ZFS: Allow specifying minimum dataset/metaslab block size AND alignment
My original concern (even a problem) was that ZFS metadata wastes very much on-disk space in my system with 4Kb-blocks on VDEV (forced with ashift=12) to accomodate new HDDs with native 4kb sectors.
In bug #954 I proposed that ZFS metadata should be re-packaged in a virtualization layer, such that there can be several metadata entries in one ZFS block.
Today I've thought of an alternative solution should be compatible with existing ZFS on-disk format, and thus I like it better - the change would be in ZFS-write/allocate logic but not producing an incompatible disk format.
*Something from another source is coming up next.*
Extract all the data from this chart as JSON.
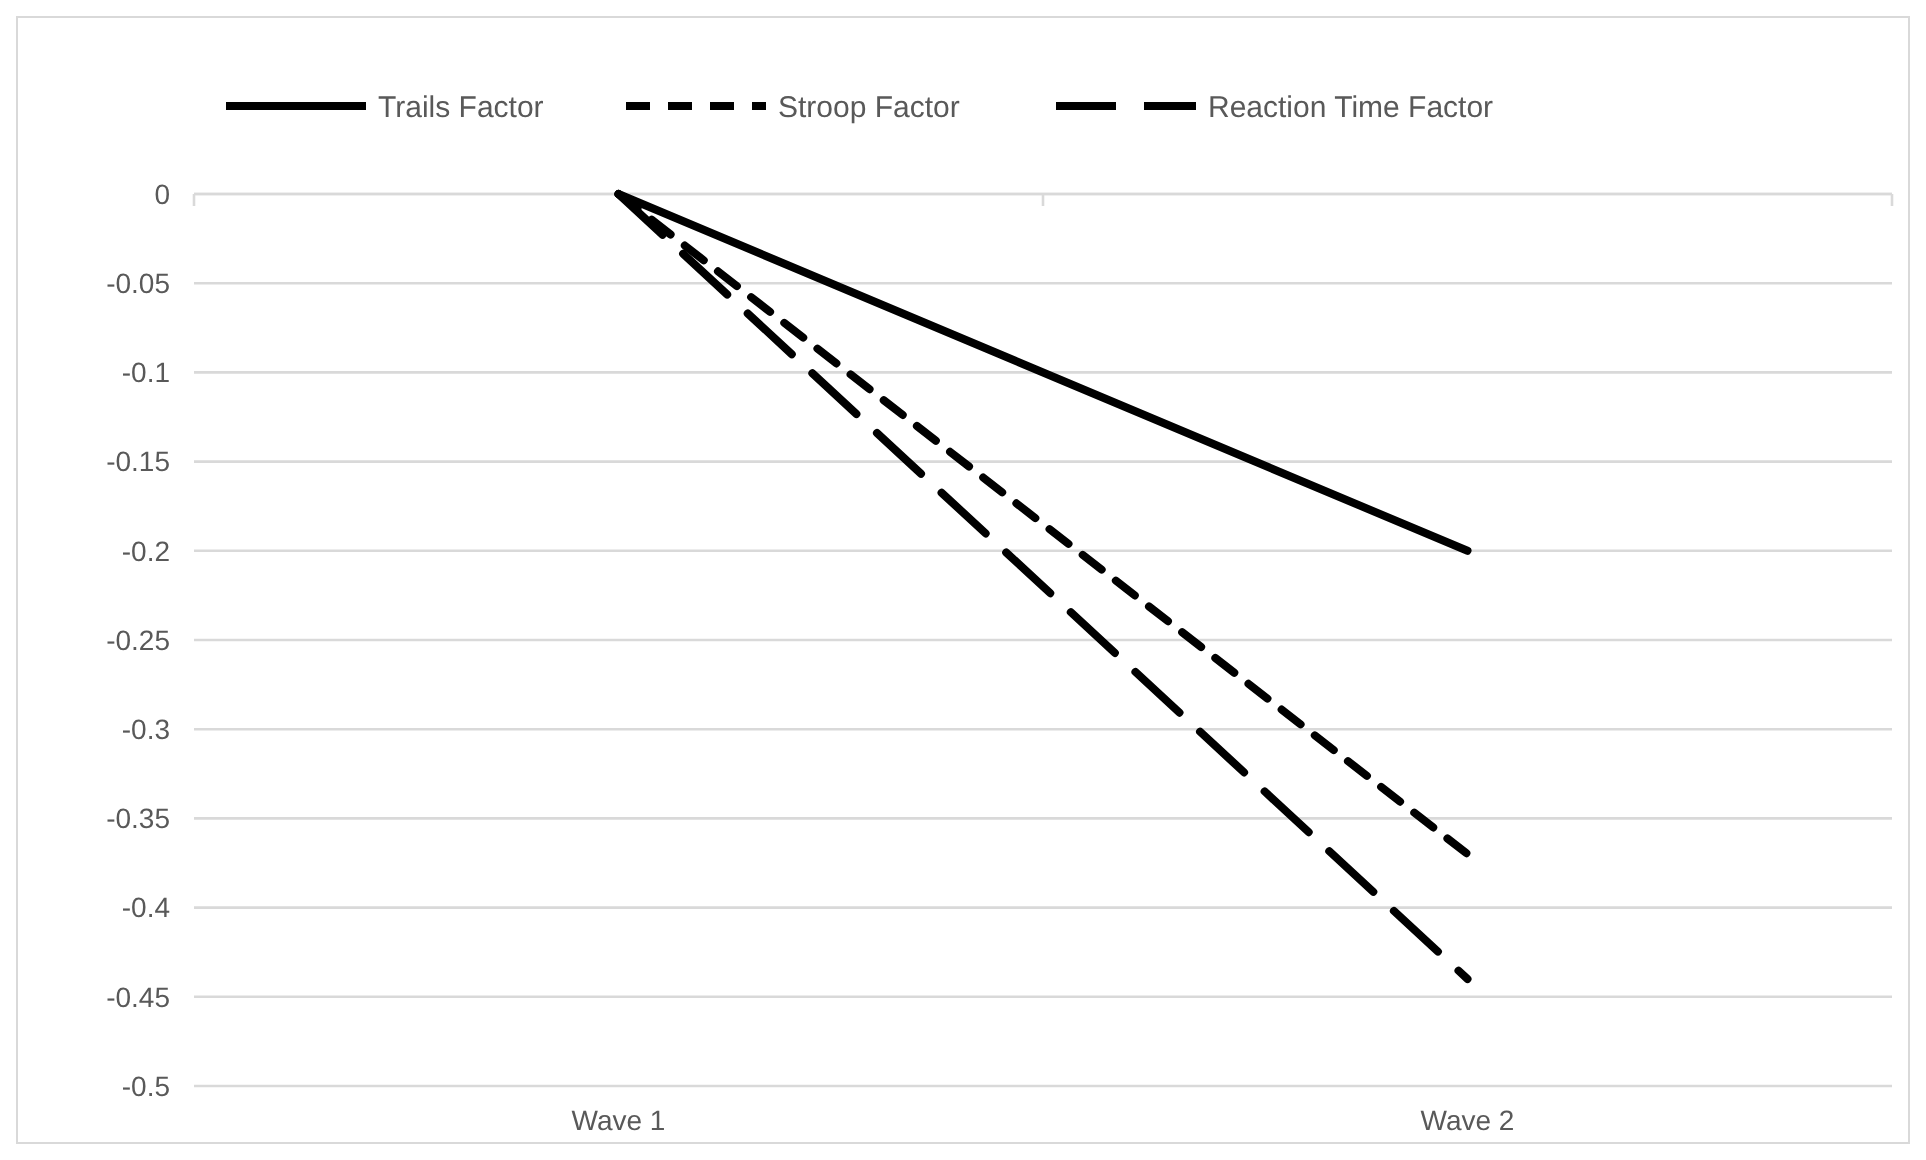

Still, this may need one or more new ZFS and ZPOOL attributes.
Instead of reworking ZFS metadata processing for several entries to be "packaged" in one ZFS 4kb-block, we could formally use 512-byte blocks for the ZFS (ashift=9) but enforce larger blocks for filesystem and volume datasets (and for metaslabs and other system data block-ranges) in zfs-write logic.
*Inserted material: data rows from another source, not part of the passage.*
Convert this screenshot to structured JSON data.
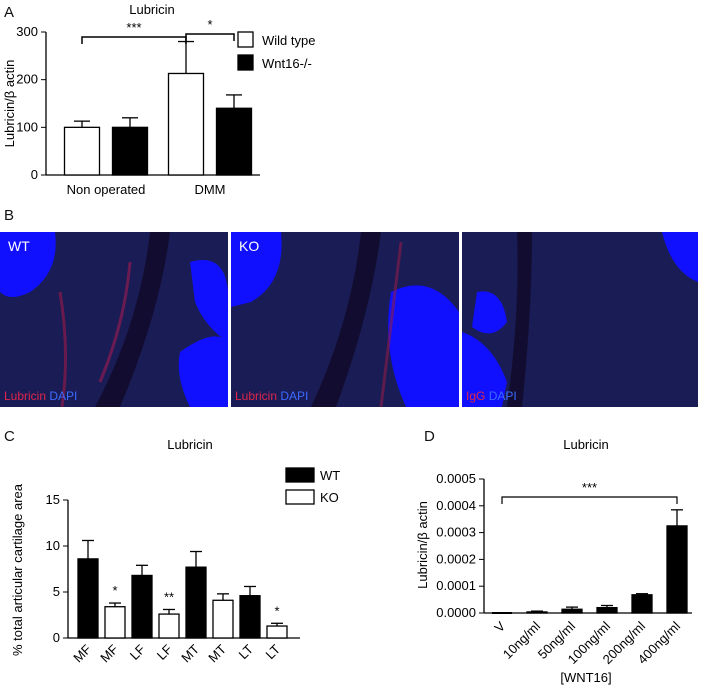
{
  "panels": {
    "A": {
      "letter": "A"
    },
    "B": {
      "letter": "B",
      "images": [
        {
          "corner": "WT",
          "stain1": "Lubricin",
          "stain2": "DAPI"
        },
        {
          "corner": "KO",
          "stain1": "Lubricin",
          "stain2": "DAPI"
        },
        {
          "corner": "",
          "stain1": "IgG",
          "stain2": "DAPI"
        }
      ]
    },
    "C": {
      "letter": "C"
    },
    "D": {
      "letter": "D"
    }
  },
  "chart_data": [
    {
      "panel": "A",
      "type": "bar",
      "title": "Lubricin",
      "ylabel": "Lubricin/β actin",
      "xlabel": "",
      "ylim": [
        0,
        300
      ],
      "yticks": [
        "0",
        "100",
        "200",
        "300"
      ],
      "categories": [
        "Non operated",
        "DMM"
      ],
      "series": [
        {
          "name": "Wild type",
          "color": "#ffffff",
          "values": [
            100,
            213
          ],
          "errors": [
            13,
            67
          ]
        },
        {
          "name": "Wnt16-/-",
          "color": "#000000",
          "values": [
            100,
            140
          ],
          "errors": [
            20,
            28
          ]
        }
      ],
      "legend": "top-right",
      "significance": [
        {
          "label": "***",
          "from": "Non operated / Wild type",
          "to": "DMM / Wild type"
        },
        {
          "label": "*",
          "from": "DMM / Wild type",
          "to": "DMM / Wnt16-/-"
        }
      ]
    },
    {
      "panel": "C",
      "type": "bar",
      "title": "Lubricin",
      "ylabel": "% total articular cartilage area",
      "xlabel": "",
      "ylim": [
        0,
        15
      ],
      "yticks": [
        "0",
        "5",
        "10",
        "15"
      ],
      "categories": [
        "MF",
        "MF",
        "LF",
        "LF",
        "MT",
        "MT",
        "LT",
        "LT"
      ],
      "values": [
        8.6,
        3.4,
        6.8,
        2.6,
        7.7,
        4.1,
        4.6,
        1.3
      ],
      "errors": [
        2.0,
        0.4,
        1.1,
        0.5,
        1.7,
        0.7,
        1.0,
        0.3
      ],
      "groups": [
        "WT",
        "KO",
        "WT",
        "KO",
        "WT",
        "KO",
        "WT",
        "KO"
      ],
      "series": [
        {
          "name": "WT",
          "color": "#000000"
        },
        {
          "name": "KO",
          "color": "#ffffff"
        }
      ],
      "significance": [
        "",
        "*",
        "",
        "**",
        "",
        "",
        "",
        "*"
      ],
      "legend": "top-right"
    },
    {
      "panel": "D",
      "type": "bar",
      "title": "Lubricin",
      "ylabel": "Lubricin/β actin",
      "xlabel": "[WNT16]",
      "ylim": [
        0,
        0.0005
      ],
      "yticks": [
        "0.0000",
        "0.0001",
        "0.0002",
        "0.0003",
        "0.0004",
        "0.0005"
      ],
      "categories": [
        "V",
        "10ng/ml",
        "50ng/ml",
        "100ng/ml",
        "200ng/ml",
        "400ng/ml"
      ],
      "values": [
        0,
        4e-06,
        1.4e-05,
        2e-05,
        6.8e-05,
        0.000325
      ],
      "errors": [
        0,
        3e-06,
        8e-06,
        8e-06,
        4e-06,
        6e-05
      ],
      "color": "#000000",
      "significance": [
        {
          "label": "***",
          "from": "V",
          "to": "400ng/ml"
        }
      ]
    }
  ]
}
Namely, ZFS datasets and metaslabs should be written with the minumum block size and alignment requested by the user (4kb or more) - but with guaranteed start-alignment regarding hardware sectors.
ZFS would need some knowledge of the storage device layout - i.e. at which logical block number does ZFS's slice/partition start, so that it would know if LBA sector number for a particular block is divisible by (minblocksize/512bytes = 8 for minblocksize=4kb), and use this knowledge when allocating blocks for a new write.
This would also make a no-problem the current hassle of aligning partition starts when making new pools - in the worst case, ZFS would waste a few starting blocks for rounding, and issue aligned writes anyway (for most I/Os).
For metaslab processing (as to lose less performance with 512-byte metadata entries on 4kb-sectored devices) some sort of 8-entry prefetch might be useful (i.e. when we need one entry, we read and cache all 8 anyway).
That's about it.
For metaslabs and other pool-wide technical info this could be a pool-level setting, while for datasets it could be a per-dataset setting with root dataset's default inherited from the pool (if that's possible - otherwise, initialized with the same value at pool creation) and would take place for all writes after the setting is set or changed (like compression, dedup, etc).
Thus the user would have an option of using unaligned blocks of 512 bytes on specific datasets, if he desires to - i.e. for rarely-accessed archival storage, where performance matters just, once during a write, and the user agrees to wait longer for this one write but save some space on zillions of small files.
Updated by Jim Klimov about 10 years ago
I believe my description above may be somewhat incorrect in terms of terminology.
In particular, at the time of writing I believed that "metaslabs" are reserved ranges of blocks for metadata, which seems to be not true. Regardless, metaslabs should still be aligned at the requested minblocksize sector boundary.
And newly written metadata blocks should "just happen" to be grouped to make up the minblocksize by the write algorithm - and with nominal vdev block size of 512b, no incapsulation is needed for reads, although read-prefetching is still a good idea.